The LM application is installed by the ntop-license package that runs it as a service. The first thing you need to do is to install your licenses in the LM license directory that is typically /etc/ntop/license_manager. Note that the LM licenses are different from standard licenses, so make sure you ask for/install LM licenses as others will not be recognized. Once the LM is started, it listens on a network for applications willing to validate licenses.

In order to use the LM for validating the license you

  • do not need to install a nProbe standard license
  • you need to start nProbe adding the following CLI option `--license-mgr <license manager>.conf`. Example `nprobe -i eth1 --license-mgr <license manager>.conf`.
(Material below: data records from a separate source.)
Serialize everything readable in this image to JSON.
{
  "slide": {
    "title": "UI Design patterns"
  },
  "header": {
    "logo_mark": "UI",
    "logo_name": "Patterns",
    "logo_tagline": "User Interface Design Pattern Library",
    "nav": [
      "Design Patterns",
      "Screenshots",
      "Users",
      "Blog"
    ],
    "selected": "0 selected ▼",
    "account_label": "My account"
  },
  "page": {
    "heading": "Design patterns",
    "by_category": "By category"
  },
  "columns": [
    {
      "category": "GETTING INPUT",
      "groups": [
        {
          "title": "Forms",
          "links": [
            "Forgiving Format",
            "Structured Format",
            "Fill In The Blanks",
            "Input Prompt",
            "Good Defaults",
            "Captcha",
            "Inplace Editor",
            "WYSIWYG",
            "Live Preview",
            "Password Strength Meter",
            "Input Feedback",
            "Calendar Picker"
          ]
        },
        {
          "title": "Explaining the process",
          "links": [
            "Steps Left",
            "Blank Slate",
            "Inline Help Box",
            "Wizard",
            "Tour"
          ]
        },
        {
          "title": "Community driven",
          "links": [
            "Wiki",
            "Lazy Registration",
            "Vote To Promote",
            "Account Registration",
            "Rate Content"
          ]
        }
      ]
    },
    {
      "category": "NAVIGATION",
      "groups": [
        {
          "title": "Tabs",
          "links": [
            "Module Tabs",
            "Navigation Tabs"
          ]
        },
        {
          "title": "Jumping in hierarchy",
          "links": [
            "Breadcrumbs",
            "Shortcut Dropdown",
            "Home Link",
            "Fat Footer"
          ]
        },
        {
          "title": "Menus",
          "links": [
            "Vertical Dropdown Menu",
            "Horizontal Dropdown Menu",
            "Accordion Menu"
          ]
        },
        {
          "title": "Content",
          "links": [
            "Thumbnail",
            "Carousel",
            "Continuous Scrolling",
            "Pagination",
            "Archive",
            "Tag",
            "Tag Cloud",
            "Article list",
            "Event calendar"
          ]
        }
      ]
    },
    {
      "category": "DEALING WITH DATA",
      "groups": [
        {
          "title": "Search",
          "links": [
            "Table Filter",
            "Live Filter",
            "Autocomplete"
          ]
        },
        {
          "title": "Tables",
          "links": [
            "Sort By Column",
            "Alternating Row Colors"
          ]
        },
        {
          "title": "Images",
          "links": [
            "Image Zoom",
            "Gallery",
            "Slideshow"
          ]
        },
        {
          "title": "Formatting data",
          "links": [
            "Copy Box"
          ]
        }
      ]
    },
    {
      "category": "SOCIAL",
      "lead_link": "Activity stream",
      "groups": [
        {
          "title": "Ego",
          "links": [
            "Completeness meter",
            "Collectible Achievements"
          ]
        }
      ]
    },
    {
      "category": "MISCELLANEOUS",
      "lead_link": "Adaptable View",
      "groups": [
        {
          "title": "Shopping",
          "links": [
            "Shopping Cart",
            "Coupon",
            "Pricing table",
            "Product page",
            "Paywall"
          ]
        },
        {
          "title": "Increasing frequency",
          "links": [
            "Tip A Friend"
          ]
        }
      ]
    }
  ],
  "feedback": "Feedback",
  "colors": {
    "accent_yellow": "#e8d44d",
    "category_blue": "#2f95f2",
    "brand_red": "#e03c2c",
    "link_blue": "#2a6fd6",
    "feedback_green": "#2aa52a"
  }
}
If license validation is successfull, nProbe will be permanently connected to the LM meaning that the used license cannot be used by another nProbe application. As soon as the application terminates the licenses can now be used by another nProbe instance eventually running on a different host.
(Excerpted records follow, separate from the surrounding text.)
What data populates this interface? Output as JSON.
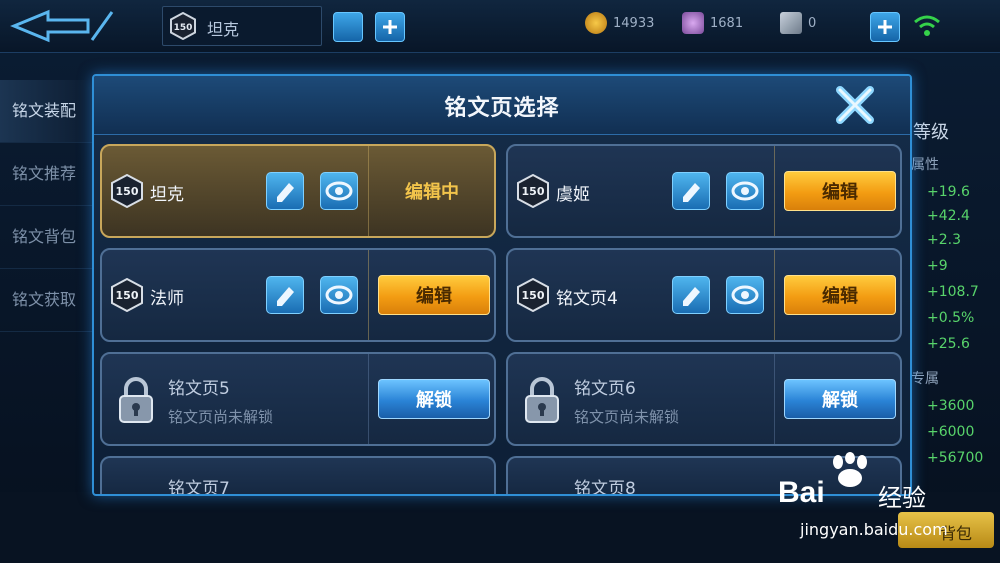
{
  "topbar": {
    "level": "150",
    "page_name": "坦克",
    "coin_amount": "14933",
    "diamond_amount": "1681",
    "ticket_amount": "0"
  },
  "left_nav": {
    "items": [
      {
        "label": "铭文装配"
      },
      {
        "label": "铭文推荐"
      },
      {
        "label": "铭文背包"
      },
      {
        "label": "铭文获取"
      }
    ]
  },
  "right_panel": {
    "title": "等级",
    "attr_label": "属性",
    "attr_values": [
      "+19.6",
      "+42.4",
      "+2.3",
      "+9",
      "+108.7",
      "+0.5%",
      "+25.6"
    ],
    "special_label": "专属",
    "special_values": [
      "+3600",
      "+6000",
      "+56700"
    ]
  },
  "modal": {
    "title": "铭文页选择",
    "cards": [
      {
        "level": "150",
        "name": "坦克",
        "status": "编辑中",
        "current": true
      },
      {
        "level": "150",
        "name": "虞姬",
        "button": "编辑"
      },
      {
        "level": "150",
        "name": "法师",
        "button": "编辑"
      },
      {
        "level": "150",
        "name": "铭文页4",
        "button": "编辑"
      },
      {
        "name": "铭文页5",
        "desc": "铭文页尚未解锁",
        "button": "解锁"
      },
      {
        "name": "铭文页6",
        "desc": "铭文页尚未解锁",
        "button": "解锁"
      },
      {
        "name": "铭文页7"
      },
      {
        "name": "铭文页8"
      }
    ]
  },
  "watermark": {
    "brand": "Bai",
    "brand_suffix": "经验",
    "url": "jingyan.baidu.com",
    "button_text": "背包"
  },
  "colors": {
    "accent_blue": "#2f8fd6",
    "edit_orange": "#f39c12",
    "current_gold": "#c8a75b",
    "positive_green": "#58d46b"
  }
}
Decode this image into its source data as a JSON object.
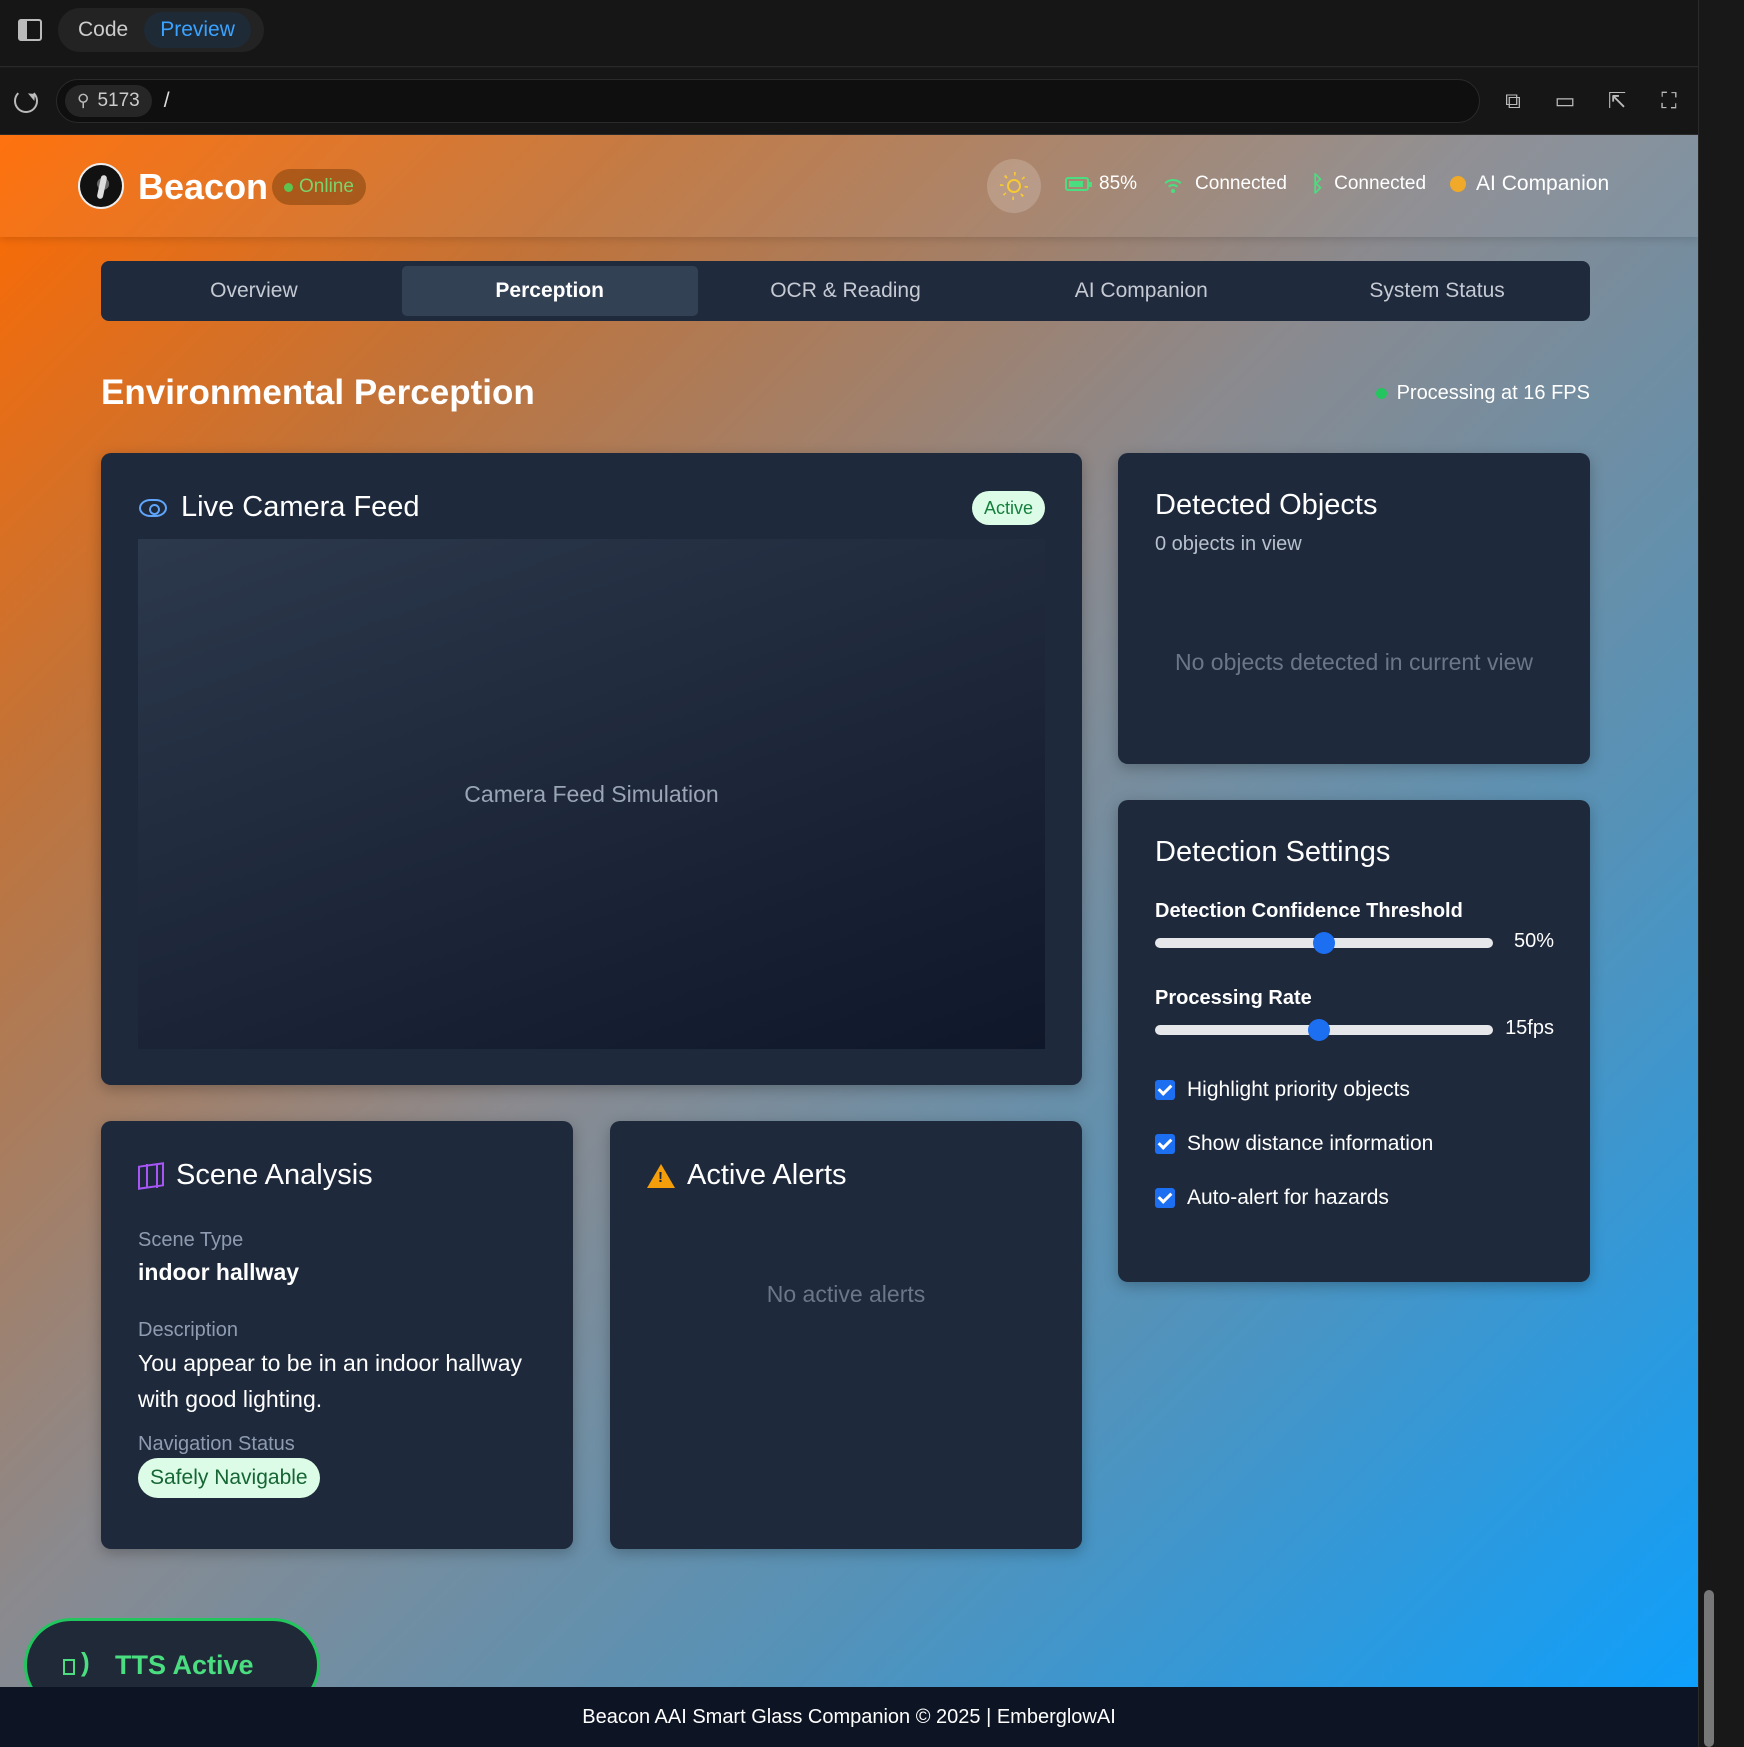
{
  "chrome": {
    "mode_tabs": [
      {
        "label": "Code",
        "active": false
      },
      {
        "label": "Preview",
        "active": true
      }
    ],
    "port": "5173",
    "path": "/",
    "actions": [
      "open-external-icon",
      "device-toggle-icon",
      "inspect-cursor-icon",
      "fullscreen-icon"
    ]
  },
  "header": {
    "brand": "Beacon",
    "online_label": "Online",
    "battery": "85%",
    "wifi": "Connected",
    "bluetooth": "Connected",
    "ai_label": "AI Companion",
    "colors": {
      "accent": "#4ade80",
      "ai_dot": "#f0a928",
      "sun": "#f7c933"
    }
  },
  "tabs": [
    {
      "label": "Overview",
      "active": false
    },
    {
      "label": "Perception",
      "active": true
    },
    {
      "label": "OCR & Reading",
      "active": false
    },
    {
      "label": "AI Companion",
      "active": false
    },
    {
      "label": "System Status",
      "active": false
    }
  ],
  "page": {
    "title": "Environmental Perception",
    "fps_status": "Processing at 16 FPS"
  },
  "camera": {
    "title": "Live Camera Feed",
    "badge": "Active",
    "placeholder": "Camera Feed Simulation"
  },
  "objects": {
    "title": "Detected Objects",
    "count": "0 objects in view",
    "empty": "No objects detected in current view"
  },
  "settings": {
    "title": "Detection Settings",
    "confidence": {
      "label": "Detection Confidence Threshold",
      "value": "50%",
      "fraction": 0.5
    },
    "rate": {
      "label": "Processing Rate",
      "value": "15fps",
      "fraction": 0.485
    },
    "checks": [
      {
        "label": "Highlight priority objects",
        "checked": true
      },
      {
        "label": "Show distance information",
        "checked": true
      },
      {
        "label": "Auto-alert for hazards",
        "checked": true
      }
    ]
  },
  "scene": {
    "title": "Scene Analysis",
    "type_label": "Scene Type",
    "type_value": "indoor hallway",
    "desc_label": "Description",
    "desc_value": "You appear to be in an indoor hallway with good lighting.",
    "nav_label": "Navigation Status",
    "nav_value": "Safely Navigable"
  },
  "alerts": {
    "title": "Active Alerts",
    "empty": "No active alerts"
  },
  "tts": {
    "label": "TTS Active"
  },
  "footer": {
    "text": "Beacon AAI Smart Glass Companion © 2025 | EmberglowAI"
  }
}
LM configuration files have the folowing format

LICENSE_MANAGER=127.0.0.1:9999

#
# Unique instance name
#
INSTANCE_NAME=dummy instance

#
# User authentication token
#
AUTH_TOKEN=fjfgsfgsj

#
# nprobe ntopng
#
PRODUCT_FAMILY=nprobe

#
# pro enterprise_s enterprise_m enterprise_l enterprise_xl
#
PRODUCT_EDITION=enterprise_m

where

  • LICENSE_MANAGER is the IP and port of the host where the LM is running.
  • INSTANCE_NAME is a string used to indetity this specific instance
  • AUTH_TOKEN is a token that the LM can use to prevent issuing valid licenses for unknown AUTH_TOKEN. Its value must be configured in the LM.
  • PRODUCT_FAMILY and PRODUCT_EDITION define what license the ntop application will as the LM when contacting it.
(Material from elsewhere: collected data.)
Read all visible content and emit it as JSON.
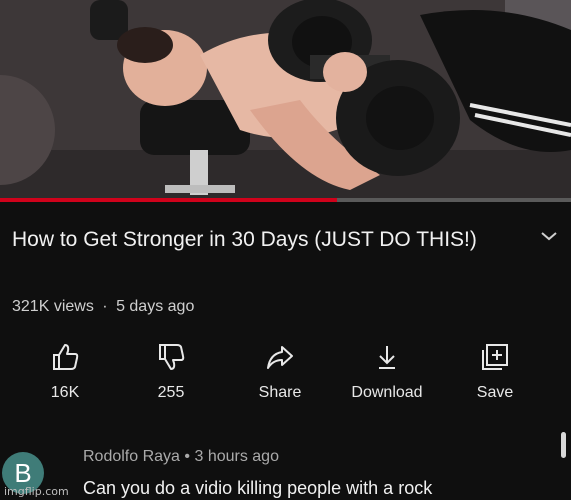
{
  "video": {
    "title": "How to Get Stronger in 30 Days (JUST DO THIS!)",
    "views": "321K views",
    "separator": "·",
    "age": "5 days ago",
    "progress_fraction": 0.59
  },
  "actions": [
    {
      "icon": "thumbs-up-icon",
      "label": "16K"
    },
    {
      "icon": "thumbs-down-icon",
      "label": "255"
    },
    {
      "icon": "share-icon",
      "label": "Share"
    },
    {
      "icon": "download-icon",
      "label": "Download"
    },
    {
      "icon": "save-to-playlist-icon",
      "label": "Save"
    }
  ],
  "comment": {
    "avatar_letter": "B",
    "author": "Rodolfo Raya",
    "separator": "•",
    "time": "3 hours ago",
    "text": "Can you do a vidio killing people  with a rock"
  },
  "watermark": "imgflip.com",
  "colors": {
    "background": "#0f0f0f",
    "progress": "#d0021b",
    "avatar": "#3f7c78"
  }
}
The main difference between standard licenses and LM licenses are:

  • Standard licenses are bound to a specific host making impossible to use the license on a host other than the one for which the license was generated. With the LM licenses are bound to the host where the LM runs (that’s why its systemId should not change) that distributes them to ntop applications regardless of where they run.
  • The LM allows to centralize licenses on a single place simplifying maintenance and license updates.
  • If ntop applications are unable to communicate with the LM (e.g. lack of connectivity) the ntop application (e.g. nProbe) will try to reconnect a few times, an in case of failure it will terminate the application. This mean that you should use the LM only if you are confident that your network is not affected by connectivity problems.
  • The LM allows you to share licenses acros multiple hosts. This means that (not simultaneously) you can use nProbe on host A and host B, thing that was not possible with standard licenses.

Linux

On Linux, the license must be placed in a one-line file /etc/nprobe.license. On Windows, the license must be placed in a one-line file in the nProbe installation directory which is typically C:/Program Files/nProbe.

Windows

To create this one-line file on Windows, open the Notepad as an administrator and paste the generated license key. Then select “File->Save as”, specify nprobe.license as file name and save it in the nProbe installation directory. Make sure the file name has no extension (e.g., .txt) by selecting “Save as Type: All Files”.

Note

A nProbe restart is recommended once the license has been applied to make sure all the new functionalities will be unlocked.